The overall mood of the sword coast surely draws inspiration from the DOS games. However, the level design itself is far more complex with a fully developed vertical level design system. I don't remember the multi-leveled design with wooden beam walking in DOS2. Don't recall complexity In approaching a location either - there are a lot of interactive environment pieces like mushrooms you can jump on, protected barriers that require conditions to break, several ways to infiltrate locations. What is fundamentally wrong with improving on an already strong base of the original ideas?
And that's why I think calling BG3 a "clone" or "reskin" is very unfair. Why I personally dislike this is this, to requote myself:
That they choose to repeat that much from their highly acclaimed D:OS2 I think it tells something about Larian priorities - I think it goes in line with how little they think of importance of the narrative. Mario games often repeate same level theming but they are clearly not copies. I suspect Larian might be thinking the same way - "We did D:OS2, how can we make it better?", rather then thinking of a new story to tell.
BG3 is a cRPG - as such first and foremost I see it as an interactive, story-driven medium. That's definitely how I saw BG1&2 and most of Bioware catalogue, with gameplay being secondary. Mario games have been using pretty much same plot and world theming for many of their games, but it doesn't matter because story is not something one plays Mario game for (at least I don't).
Seeing the story being reused is a far bigger crime for me in an RPG, then it is in most other genres.
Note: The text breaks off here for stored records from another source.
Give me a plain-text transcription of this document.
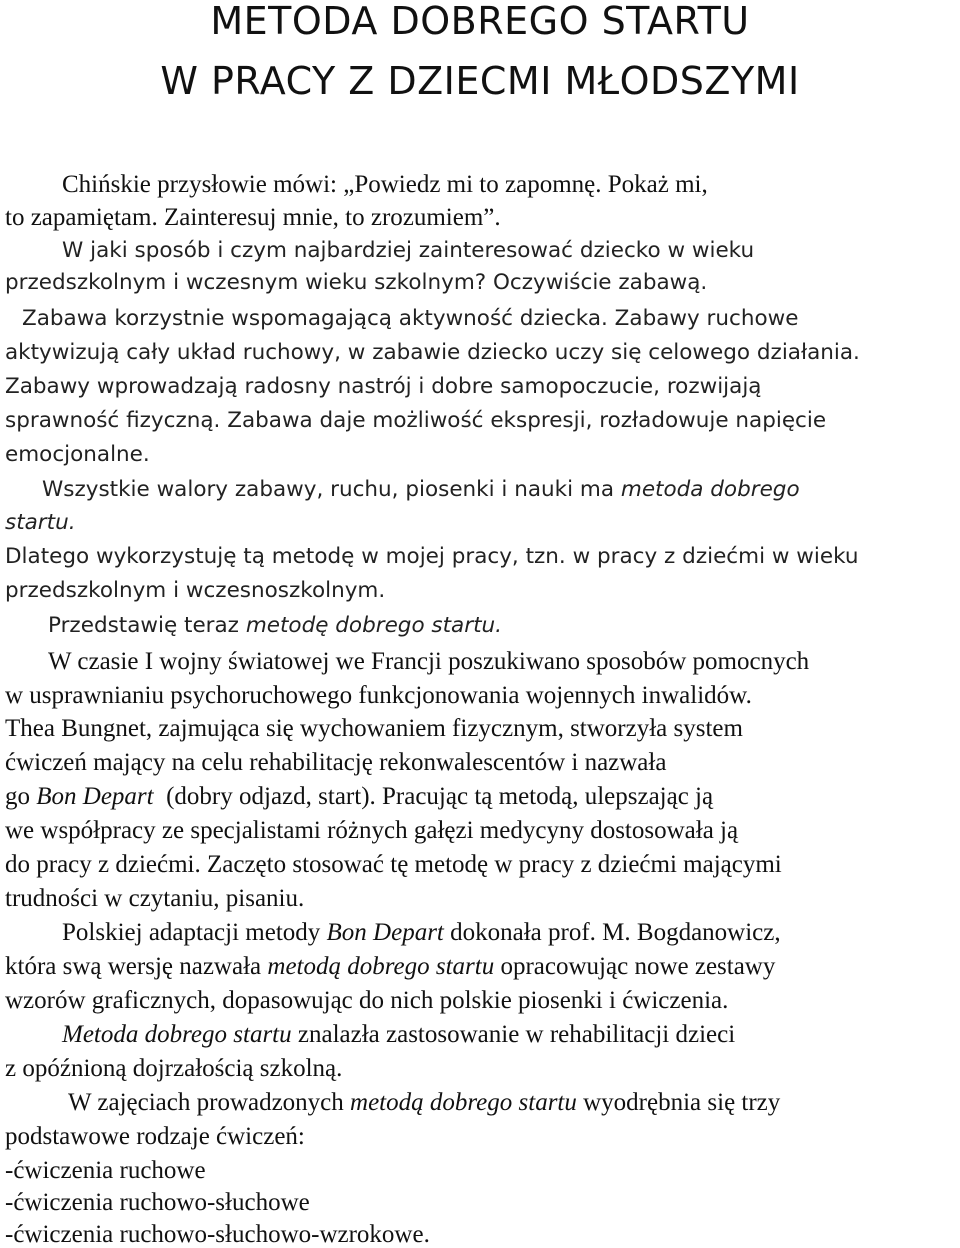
METODA DOBREGO STARTU
W PRACY Z DZIECMI MŁODSZYMI
Chińskie przysłowie mówi: „Powiedz mi to zapomnę. Pokaż mi,
to zapamiętam. Zainteresuj mnie, to zrozumiem”.
W jaki sposób i czym najbardziej zainteresować dziecko w wieku
przedszkolnym i wczesnym wieku szkolnym? Oczywiście zabawą.
Zabawa korzystnie wspomagającą aktywność dziecka. Zabawy ruchowe
aktywizują cały układ ruchowy, w zabawie dziecko uczy się celowego działania.
Zabawy wprowadzają radosny nastrój i dobre samopoczucie, rozwijają
sprawność fizyczną. Zabawa daje możliwość ekspresji, rozładowuje napięcie
emocjonalne.
Wszystkie walory zabawy, ruchu, piosenki i nauki ma metoda dobrego
startu.
Dlatego wykorzystuję tą metodę w mojej pracy, tzn. w pracy z dziećmi w wieku
przedszkolnym i wczesnoszkolnym.
Przedstawię teraz metodę dobrego startu.
W czasie I wojny światowej we Francji poszukiwano sposobów pomocnych
w usprawnianiu psychoruchowego funkcjonowania wojennych inwalidów.
Thea Bungnet, zajmująca się wychowaniem fizycznym, stworzyła system
ćwiczeń mający na celu rehabilitację rekonwalescentów i nazwała
go Bon Depart  (dobry odjazd, start). Pracując tą metodą, ulepszając ją
we współpracy ze specjalistami różnych gałęzi medycyny dostosowała ją
do pracy z dziećmi. Zaczęto stosować tę metodę w pracy z dziećmi mającymi
trudności w czytaniu, pisaniu.
Polskiej adaptacji metody Bon Depart dokonała prof. M. Bogdanowicz,
która swą wersję nazwała metodą dobrego startu opracowując nowe zestawy
wzorów graficznych, dopasowując do nich polskie piosenki i ćwiczenia.
Metoda dobrego startu znalazła zastosowanie w rehabilitacji dzieci
z opóźnioną dojrzałością szkolną.
W zajęciach prowadzonych metodą dobrego startu wyodrębnia się trzy
podstawowe rodzaje ćwiczeń:
-ćwiczenia ruchowe
-ćwiczenia ruchowo-słuchowe
-ćwiczenia ruchowo-słuchowo-wzrokowe.
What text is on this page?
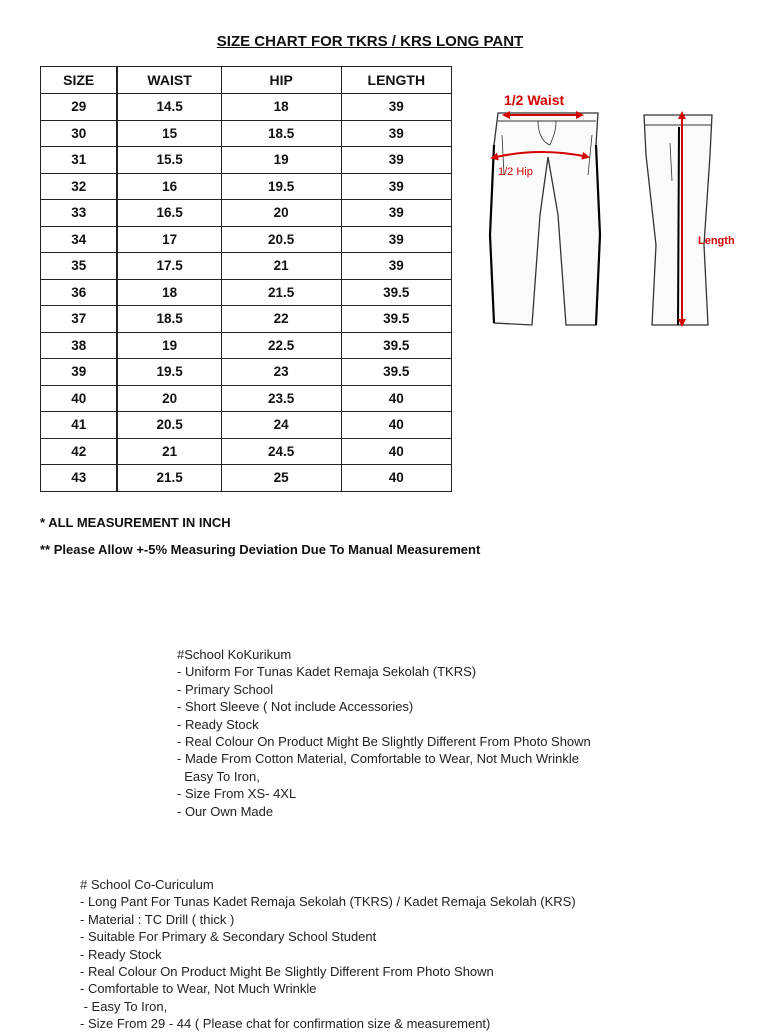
SIZE CHART FOR TKRS / KRS LONG PANT
SIZE	WAIST	HIP	LENGTH
29	14.5	18	39
30	15	18.5	39
31	15.5	19	39
32	16	19.5	39
33	16.5	20	39
34	17	20.5	39
35	17.5	21	39
36	18	21.5	39.5
37	18.5	22	39.5
38	19	22.5	39.5
39	19.5	23	39.5
40	20	23.5	40
41	20.5	24	40
42	21	24.5	40
43	21.5	25	40
* ALL MEASUREMENT IN INCH
** Please Allow +-5% Measuring Deviation Due To Manual Measurement
1/2 Waist
1/2 Hip
Length
#School KoKurikum
- Uniform For Tunas Kadet Remaja Sekolah (TKRS)
- Primary School
- Short Sleeve ( Not include Accessories)
- Ready Stock
- Real Colour On Product Might Be Slightly Different From Photo Shown
- Made From Cotton Material, Comfortable to Wear, Not Much Wrinkle
Easy To Iron,
- Size From XS- 4XL
- Our Own Made
# School Co-Curiculum
- Long Pant For Tunas Kadet Remaja Sekolah (TKRS) / Kadet Remaja Sekolah (KRS)
- Material : TC Drill ( thick )
- Suitable For Primary & Secondary School Student
- Ready Stock
- Real Colour On Product Might Be Slightly Different From Photo Shown
- Comfortable to Wear, Not Much Wrinkle
- Easy To Iron,
- Size From 29 - 44 ( Please chat for confirmation size & measurement)
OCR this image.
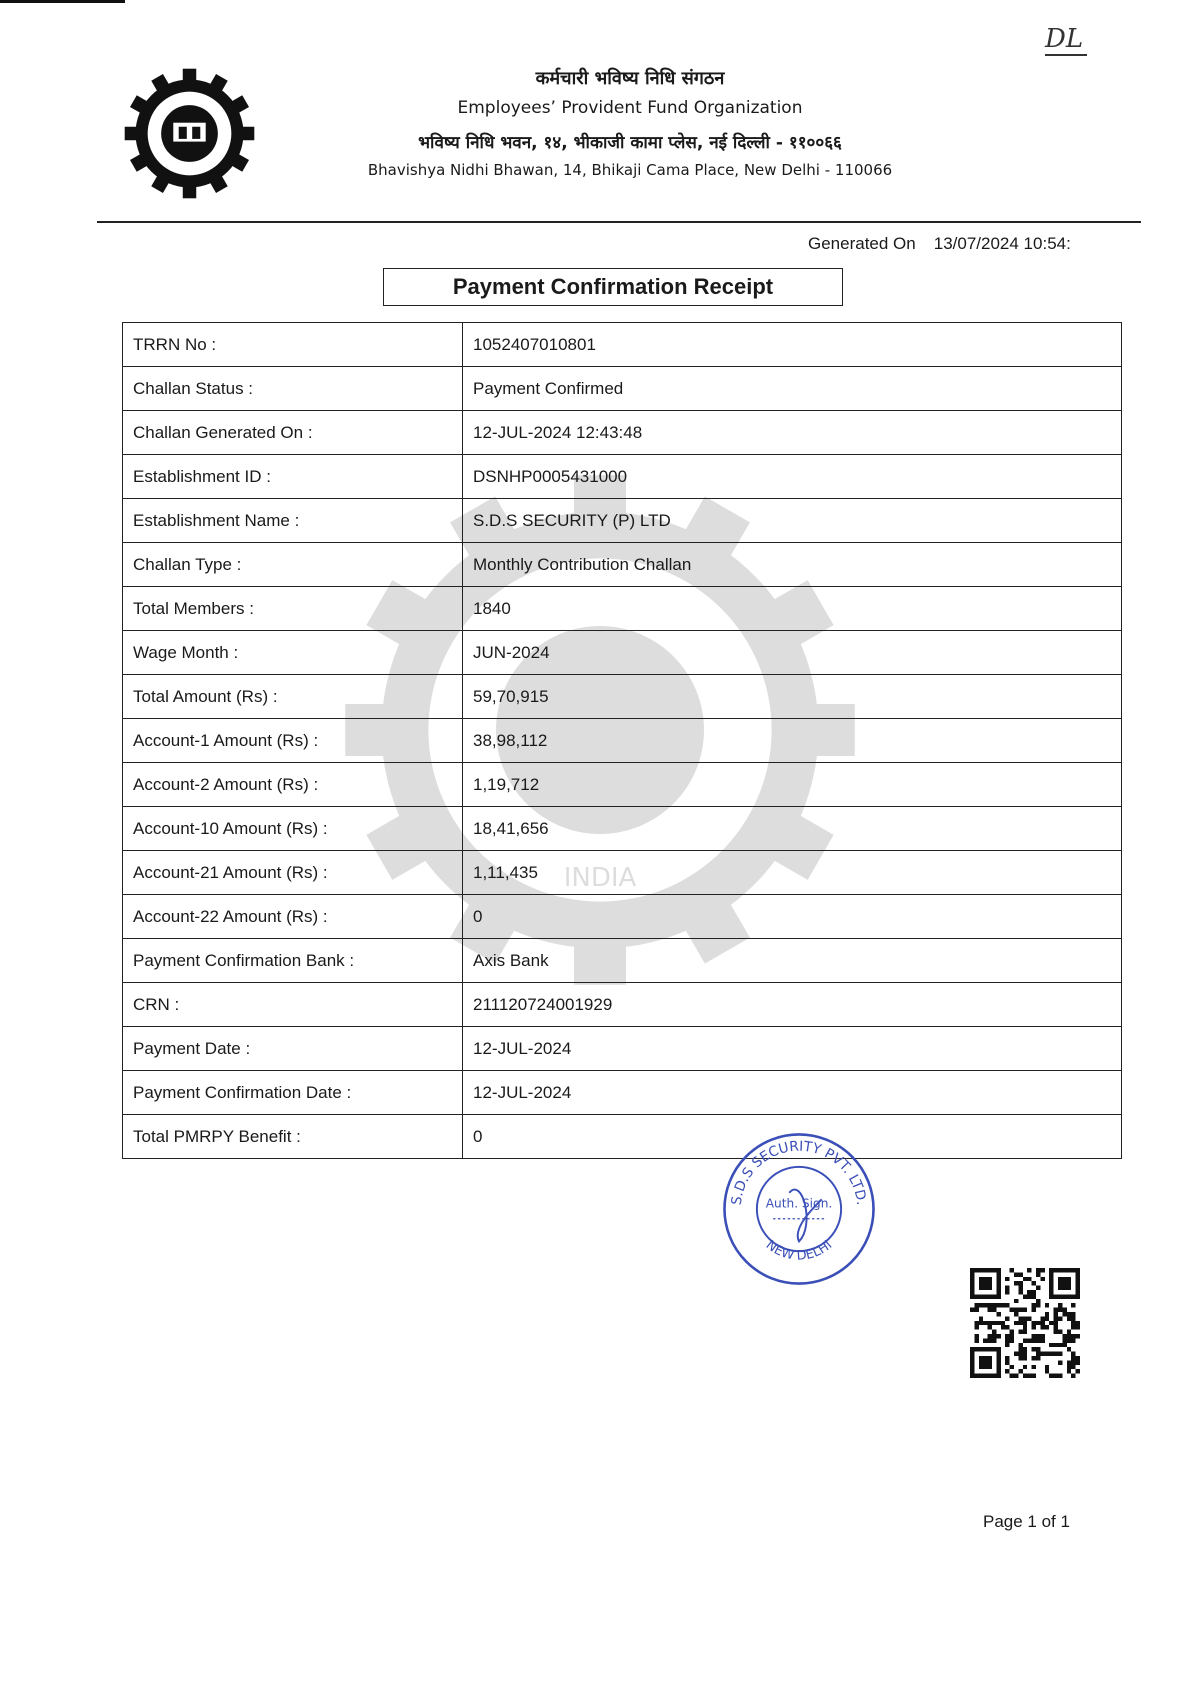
DL
कर्मचारी भविष्य निधि संगठन
Employees’ Provident Fund Organization
भविष्य निधि भवन, १४, भीकाजी कामा प्लेस, नई दिल्ली - ११००६६
Bhavishya Nidhi Bhawan, 14, Bhikaji Cama Place, New Delhi - 110066
Generated On 13/07/2024 10:54:
Payment Confirmation Receipt
INDIA
भारत
TRRN No :	1052407010801
Challan Status :	Payment Confirmed
Challan Generated On :	12-JUL-2024 12:43:48
Establishment ID :	DSNHP0005431000
Establishment Name :	S.D.S SECURITY (P) LTD
Challan Type :	Monthly Contribution Challan
Total Members :	1840
Wage Month :	JUN-2024
Total Amount (Rs) :	59,70,915
Account-1 Amount (Rs) :	38,98,112
Account-2 Amount (Rs) :	1,19,712
Account-10 Amount (Rs) :	18,41,656
Account-21 Amount (Rs) :	1,11,435
Account-22 Amount (Rs) :	0
Payment Confirmation Bank :	Axis Bank
CRN :	211120724001929
Payment Date :	12-JUL-2024
Payment Confirmation Date :	12-JUL-2024
Total PMRPY Benefit :	0
S.D.S SECURITY PVT. LTD.
Auth. Sign.
NEW DELHI
Page 1 of 1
It is even less welcome as I thought story in D:OS2 was rather poor, so seeing story beats that remind me of that game is not welcome, and I see issues I had with that game bleed into BG3 already.
On top of that, it adds to the frustration that in spite of a new setting and new ruleset BG3 shares a lot of design principles of D:OS2 - which is understandable as both were made by Larian, building on the same tech, but it is still unwelcome by me. Similar story beats only reinforce that earie similarity. I mean even Bethesda didn't start you in Fallout3 as a prisoner again.